Kerry Golds, managing director of Abercrombie & Kent and Cox & Kings
“For many, the idea of going abroad is still unfathomable; however travellers are still dreaming of that next trip, so we remain positive and optimistic. Positive vaccine news has meant renewed consumer confidence.
“It does however remain a million-dollar question: when can we venture on holiday again? It is no surprise that we predict that domestic breaks will return first in approximately May, with ease of travelling within the same country being paramount for many. This will be followed by Europe in the summer – the need for sun and escapism will become a priority for travellers after months of lockdown and no holiday in 2020, but the necessity to stay closer to home will take priority. We feel that the long-haul, more adventurous destinations will take a little longer to return, with this not happening until late in the third quarter, so from September onwards.”
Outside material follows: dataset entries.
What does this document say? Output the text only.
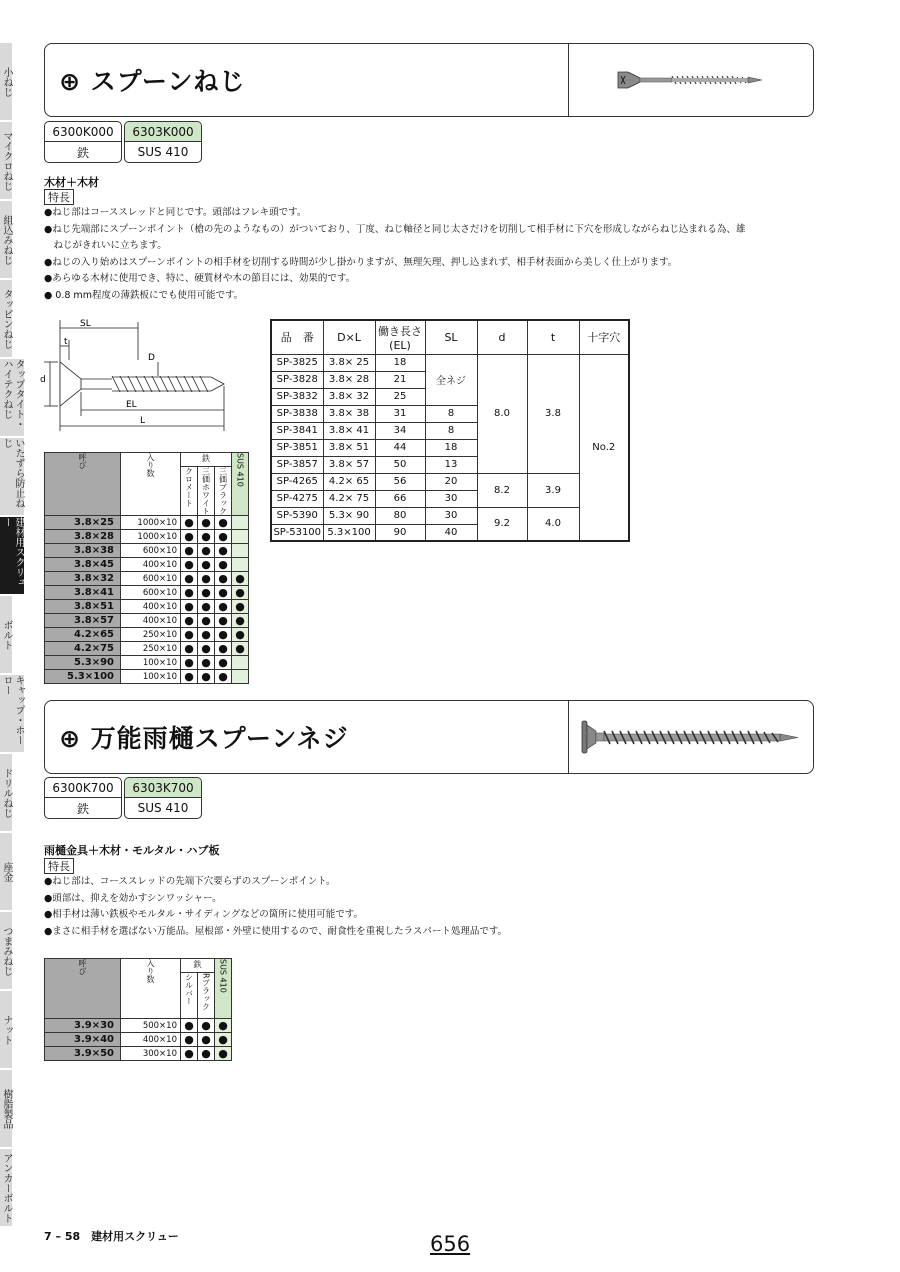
小ねじ
マイクロねじ
組込みねじ
タッピンねじ
タップタイト・ハイテクねじ
いたずら防止ねじ
建材用スクリュー
ボルト
キャップ・ホーロー
ドリルねじ
座金
つまみねじ
ナット
樹脂製品
アンカーボルト
⊕ スプーンねじ
6300K000
鉄
6303K000
SUS 410
木材＋木材
特長
●ねじ部はコーススレッドと同じです。頭部はフレキ頭です。
●ねじ先端部にスプーンポイント（槍の先のようなもの）がついており、丁度、ねじ軸径と同じ太さだけを切削して相手材に下穴を形成しながらねじ込まれる為、雄
　ねじがきれいに立ちます。
●ねじの入り始めはスプーンポイントの相手材を切削する時間が少し掛かりますが、無理矢理、押し込まれず、相手材表面から美しく仕上がります。
●あらゆる木材に使用でき、特に、硬質材や木の節目には、効果的です。
● 0.8 mm程度の薄鉄板にでも使用可能です。
SL
t
D
d
EL
L
呼び	入り数	鉄			SUS 410

		クロメート	三価ホワイト	三価ブラック	

3.8×25	1000×10	●	●	●	
3.8×28	1000×10	●	●	●	
3.8×38	600×10	●	●	●	
3.8×45	400×10	●	●	●	
3.8×32	600×10	●	●	●	●
3.8×41	600×10	●	●	●	●
3.8×51	400×10	●	●	●	●
3.8×57	400×10	●	●	●	●
4.2×65	250×10	●	●	●	●
4.2×75	250×10	●	●	●	●
5.3×90	100×10	●	●	●	
5.3×100	100×10	●	●	●	
品　番	D×L	働き長さ (EL)	SL	d	t	十字穴
SP-3825	3.8× 25	18	全ネジ	8.0	3.8	No.2
SP-3828	3.8× 28	21				
SP-3832	3.8× 32	25				
SP-3838	3.8× 38	31	8			
SP-3841	3.8× 41	34	8			
SP-3851	3.8× 51	44	18			
SP-3857	3.8× 57	50	13			
SP-4265	4.2× 65	56	20	8.2	3.9	
SP-4275	4.2× 75	66	30			
SP-5390	5.3× 90	80	30	9.2	4.0	
SP-53100	5.3×100	90	40			
⊕ 万能雨樋スプーンネジ
6300K700
鉄
6303K700
SUS 410
雨樋金具＋木材・モルタル・ハブ板
特長
●ねじ部は、コーススレッドの先端下穴要らずのスプーンポイント。
●頭部は、抑えを効かすシンワッシャー。
●相手材は薄い鉄板やモルタル・サイディングなどの箇所に使用可能です。
●まさに相手材を選ばない万能品。屋根部・外壁に使用するので、耐食性を重視したラスパート処理品です。
呼び	入り数	鉄		SUS 410

		シルバー	Rブラック	

3.9×30	500×10	●	●	●
3.9×40	400×10	●	●	●
3.9×50	300×10	●	●	●
7 – 58　建材用スクリュー	656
Zina Bencheikh, managing director, EMEA, Intrepid Travel
“It’s too early to know for sure when we might be able to travel overseas again. However, if the UK’s vaccination programme is successful, I’m optimistic that by May or June we will be able to travel abroad once again.
“Many of us have spent lockdown dreaming of our next holiday, and there will be a lot of pent-up demand and not much capacity, so it would be wise to book early. It’s also important to book with a company that offers flexible booking conditions in case your plans have to change further down the line.
“The over-50s are likely to be the first people who feel confident to make travel plans and we have already seen an uplift in bookings from that market. In terms of trips, I’d expect our UK and Europe tours to be the first to restart, and long-haul holidays later in the year.
“Tourism is vital for many countries in the world and many local people have lost their livelihoods due to the pandemic. The best thing we can do for those people is to start travelling again, in a safe and controlled manner.”
Pablo Caspers, Chief Travel Officer at eDreams ODIGEO
“We can see from our search data that UK travellers are currently pinpointing July as the most popular month for travel over spring and summer 2021, with 37 per cent more people searching to travel in July than in May.
“With vaccine programmes being rolled out across Europe, consumer confidence is progressively rebuilding. Of course, it is too early to know what travel will be permitted over the summer period, but what we can see right now is that UK travellers are keen to travel again, should this be safe.”